Information is vital
More than ever, now is the time to ask questions: what plans do our governments have in place to tackle this unprecedented threat? What research is guiding their actions? How are they meeting targets for testing, for vital equipment, for hospital beds?
Or, just as importantly, as Julia Keseru asks in this piece: how are the most vulnerable in society being impacted by the broad stroke decisions being implemented?
In the UK, the government has stated a commitment to transparency: “In fast moving situations, transparency should be at the heart of what the government does”. But the gaps in existing data are noted by Jeni Tennison here, alongside a call for private companies to do what they can.
And at the same time, we’ve seen a relaxation of authorities’ obligations under the FOI Act in recognition of stretched resources and depleted staff.
These have taken the form of a notification from the ICO that they will be more lenient towards authorities providing late responses, and messages from authorities themselves that they will be providing a cut-down service.
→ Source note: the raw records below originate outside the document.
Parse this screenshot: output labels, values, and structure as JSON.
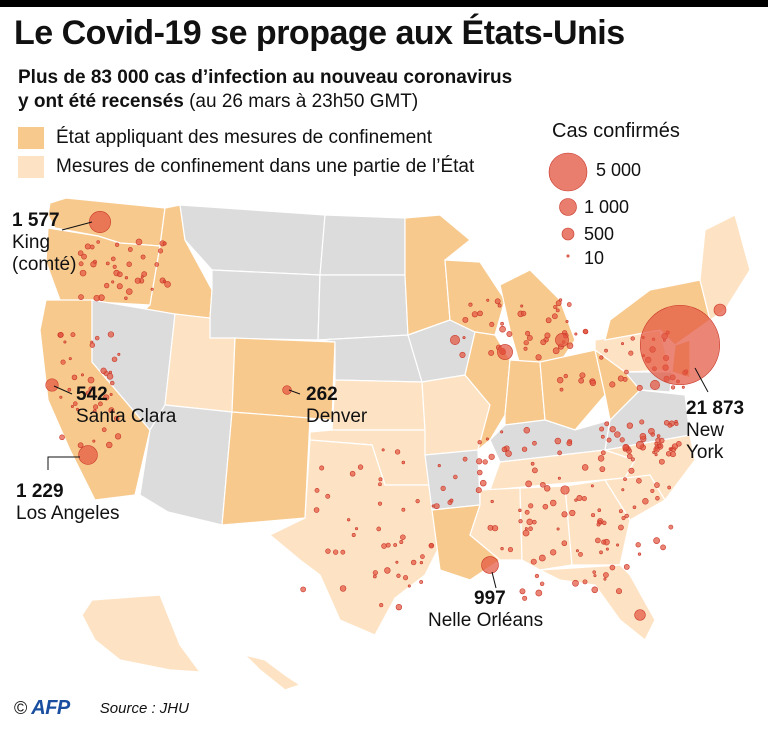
{
  "title": "Le Covid-19 se propage aux États-Unis",
  "subtitle": {
    "line1_bold": "Plus de 83 000 cas d’infection au nouveau coronavirus",
    "line2_bold": "y ont été recensés",
    "line2_normal": " (au 26 mars à 23h50 GMT)"
  },
  "legend": {
    "full": {
      "label": "État appliquant des mesures de confinement",
      "color": "#f7c98d"
    },
    "partial": {
      "label": "Mesures de confinement dans une partie de l’État",
      "color": "#fde3c4"
    },
    "none_color": "#dcdcdc"
  },
  "size_legend": {
    "title": "Cas confirmés",
    "entries": [
      {
        "label": "5 000",
        "cases": 5000
      },
      {
        "label": "1 000",
        "cases": 1000
      },
      {
        "label": "500",
        "cases": 500
      },
      {
        "label": "10",
        "cases": 10
      }
    ],
    "bubble_color": "#e2533d"
  },
  "callouts": {
    "king": {
      "number": "1 577",
      "name1": "King",
      "name2": "(comté)",
      "cases": 1577
    },
    "santa_clara": {
      "number": "542",
      "name1": "Santa Clara",
      "cases": 542
    },
    "denver": {
      "number": "262",
      "name1": "Denver",
      "cases": 262
    },
    "los_angeles": {
      "number": "1 229",
      "name1": "Los Angeles",
      "cases": 1229
    },
    "new_york": {
      "number": "21 873",
      "name1": "New",
      "name2": "York",
      "cases": 21873
    },
    "new_orleans": {
      "number": "997",
      "name1": "Nelle Orléans",
      "cases": 997
    }
  },
  "footer": {
    "copyright": "©",
    "agency": "AFP",
    "source": "Source : JHU"
  }
}
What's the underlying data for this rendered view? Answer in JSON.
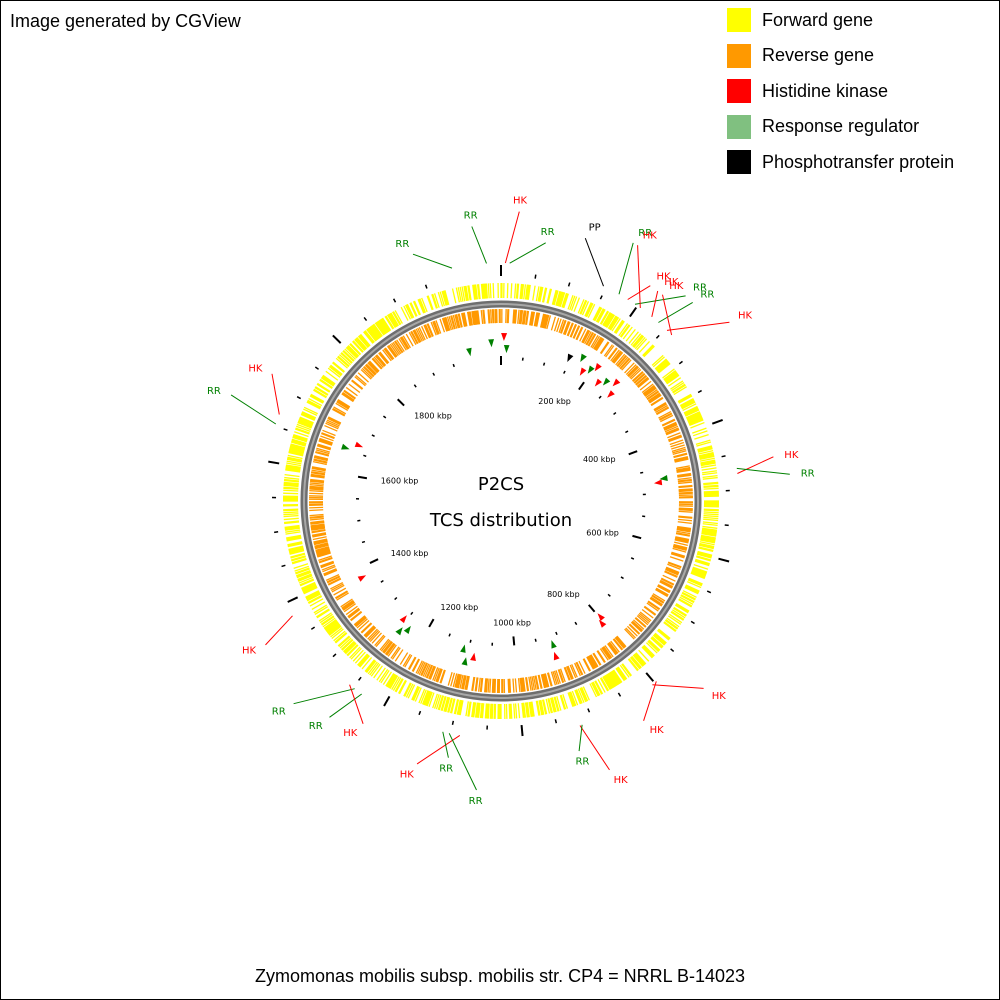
{
  "credit": "Image generated by CGView",
  "caption": "Zymomonas mobilis subsp. mobilis str. CP4 = NRRL B-14023",
  "colors": {
    "forward_gene": "#ffff00",
    "reverse_gene": "#ff9900",
    "histidine_kinase": "#ff0000",
    "response_regulator": "#008000",
    "response_regulator_legend": "#80c080",
    "phosphotransfer_protein": "#000000",
    "backbone": "#808080"
  },
  "legend": [
    {
      "label": "Forward gene",
      "color": "#ffff00"
    },
    {
      "label": "Reverse gene",
      "color": "#ff9900"
    },
    {
      "label": "Histidine kinase",
      "color": "#ff0000"
    },
    {
      "label": "Response regulator",
      "color": "#80c080"
    },
    {
      "label": "Phosphotransfer protein",
      "color": "#000000"
    }
  ],
  "center": {
    "title": "P2CS",
    "subtitle": "TCS distribution"
  },
  "genome": {
    "length_kbp": 2060,
    "tick_labels": [
      "200 kbp",
      "400 kbp",
      "600 kbp",
      "800 kbp",
      "1000 kbp",
      "1200 kbp",
      "1400 kbp",
      "1600 kbp",
      "1800 kbp"
    ],
    "tick_values_kbp": [
      200,
      400,
      600,
      800,
      1000,
      1200,
      1400,
      1600,
      1800
    ]
  },
  "features": [
    {
      "type": "RR",
      "label": "RR",
      "pos_kbp": 1992
    },
    {
      "type": "RR",
      "label": "RR",
      "pos_kbp": 2040
    },
    {
      "type": "HK",
      "label": "HK",
      "pos_kbp": 6
    },
    {
      "type": "RR",
      "label": "RR",
      "pos_kbp": 12
    },
    {
      "type": "PP",
      "label": "PP",
      "pos_kbp": 146
    },
    {
      "type": "RR",
      "label": "RR",
      "pos_kbp": 170
    },
    {
      "type": "HK",
      "label": "HK",
      "pos_kbp": 184
    },
    {
      "type": "RR",
      "label": "RR",
      "pos_kbp": 196
    },
    {
      "type": "HK",
      "label": "HK",
      "pos_kbp": 205
    },
    {
      "type": "HK",
      "label": "HK",
      "pos_kbp": 225
    },
    {
      "type": "RR",
      "label": "RR",
      "pos_kbp": 237
    },
    {
      "type": "HK",
      "label": "HK",
      "pos_kbp": 253
    },
    {
      "type": "HK",
      "label": "HK",
      "pos_kbp": 262
    },
    {
      "type": "HK",
      "label": "HK",
      "pos_kbp": 477
    },
    {
      "type": "RR",
      "label": "RR",
      "pos_kbp": 470
    },
    {
      "type": "HK",
      "label": "HK",
      "pos_kbp": 797
    },
    {
      "type": "HK",
      "label": "HK",
      "pos_kbp": 804
    },
    {
      "type": "HK",
      "label": "HK",
      "pos_kbp": 919
    },
    {
      "type": "RR",
      "label": "RR",
      "pos_kbp": 916
    },
    {
      "type": "HK",
      "label": "HK",
      "pos_kbp": 1087
    },
    {
      "type": "RR",
      "label": "RR",
      "pos_kbp": 1102
    },
    {
      "type": "RR",
      "label": "RR",
      "pos_kbp": 1111
    },
    {
      "type": "RR",
      "label": "RR",
      "pos_kbp": 1235
    },
    {
      "type": "RR",
      "label": "RR",
      "pos_kbp": 1247
    },
    {
      "type": "HK",
      "label": "HK",
      "pos_kbp": 1256
    },
    {
      "type": "HK",
      "label": "HK",
      "pos_kbp": 1380
    },
    {
      "type": "RR",
      "label": "RR",
      "pos_kbp": 1653
    },
    {
      "type": "HK",
      "label": "HK",
      "pos_kbp": 1667
    }
  ]
}
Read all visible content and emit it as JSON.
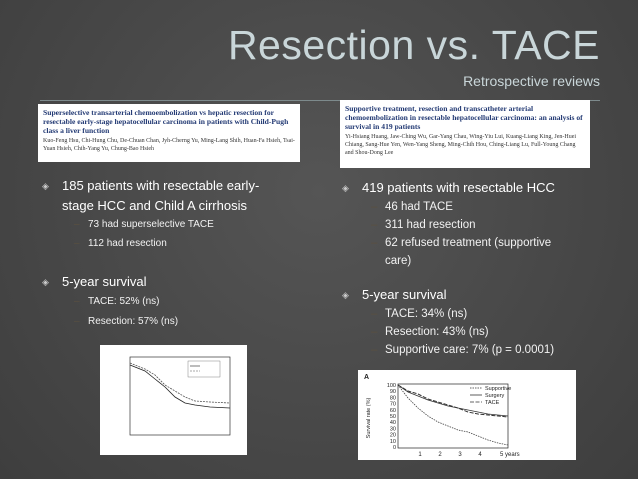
{
  "title": "Resection vs. TACE",
  "subtitle": "Retrospective reviews",
  "columns": [
    {
      "paper": {
        "title": "Superselective transarterial chemoembolization vs hepatic resection for resectable early-stage hepatocellular carcinoma in patients with Child-Pugh class a liver function",
        "authors": "Kuo-Feng Hsu, Chi-Hung Chu, De-Chuan Chan, Jyh-Cherng Yu, Ming-Lang Shih, Huan-Fa Hsieh, Tsai-Yuan Hsieh, Chih-Yang Yu, Chung-Bao Hsieh"
      },
      "bullets": [
        {
          "text": "185 patients with resectable early-stage HCC and Child A cirrhosis",
          "sub": [
            "73 had superselective TACE",
            "112 had resection"
          ]
        },
        {
          "text": "5-year survival",
          "sub": [
            "TACE: 52% (ns)",
            "Resection: 57% (ns)"
          ]
        }
      ]
    },
    {
      "paper": {
        "title": "Supportive treatment, resection and transcatheter arterial chemoembolization in resectable hepatocellular carcinoma: an analysis of survival in 419 patients",
        "authors": "Yi-Hsiang Huang, Jaw-Ching Wu, Gar-Yang Chau, Wing-Yiu Lui, Kuang-Liang King, Jen-Huei Chiang, Sang-Hue Yen, Wen-Yang Sheng, Ming-Chih Hou, Ching-Liang Lu, Full-Young Chang and Shou-Dong Lee"
      },
      "bullets": [
        {
          "text": "419 patients with resectable HCC",
          "sub": [
            "46 had TACE",
            "311 had resection",
            "62 refused treatment (supportive care)"
          ]
        },
        {
          "text": "5-year survival",
          "sub": [
            "TACE: 34% (ns)",
            "Resection: 43% (ns)",
            "Supportive care: 7% (p = 0.0001)"
          ]
        }
      ]
    }
  ],
  "figure": {
    "panel": "A",
    "y_label": "Survival rate (%)",
    "yticks": [
      100,
      90,
      80,
      70,
      60,
      50,
      40,
      30,
      20,
      10,
      0
    ],
    "xticks": [
      1,
      2,
      3,
      4,
      "5 years"
    ],
    "legend": [
      "Supportive",
      "Surgery",
      "TACE"
    ]
  }
}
Guy’s Hospital, for example, is understandably responding with a plea for people to consider whether their request is really required; while Bournemouth, Christchurch and Poole Council are auto-responding: “The Council is not currently in a position to respond to your request. This is as a result of ensuring that all available resources are diverted to support the community and we can continue to deliver essential and priority services during the unprecedented crisis presented by COVID19. Please resubmit your request at a later date and not before 8th June“.
Scotland’s emergency bill, voted through yesterday, massively extended the deadline for responses despite intervention from campaigners and MSPs. As a result, WhatDoTheyKnow’s auto-prompts when an authority has not responded within the mandated timeframe are currently wrong, and we’ll be looking at correcting this as soon as we can. [Update: We now account for the new law in Scotland, but there may be a few existing requests or authorities that we’ve missed out, so please get in touch if you have questions about your request.]
Information doesn’t just allow us to hold our governments to account over the actions they take during this crisis. As Newspeak House’s Corona Virus Tech Handbook has vividly demonstrated, shared knowledge allows collaboration, in some cases across borders, that may literally save lives.
A global lapse
Meanwhile, in countries around the world, the reaction has ranged from New Zealand’s ‘pro-transparency’ response, documented along with less hopeful dispatches from other countries in this post from Global Investigative Journalism Network, to Hungary’s worrying move to rule by decree.
At WhatDoTheyKnow, we stand by our international community of friends and colleagues who value the citizens’ right to know.
Access to Information and journalists’ networks are monitoring the erosion or upholding of our rights across the world, and will act to preserve them where we can.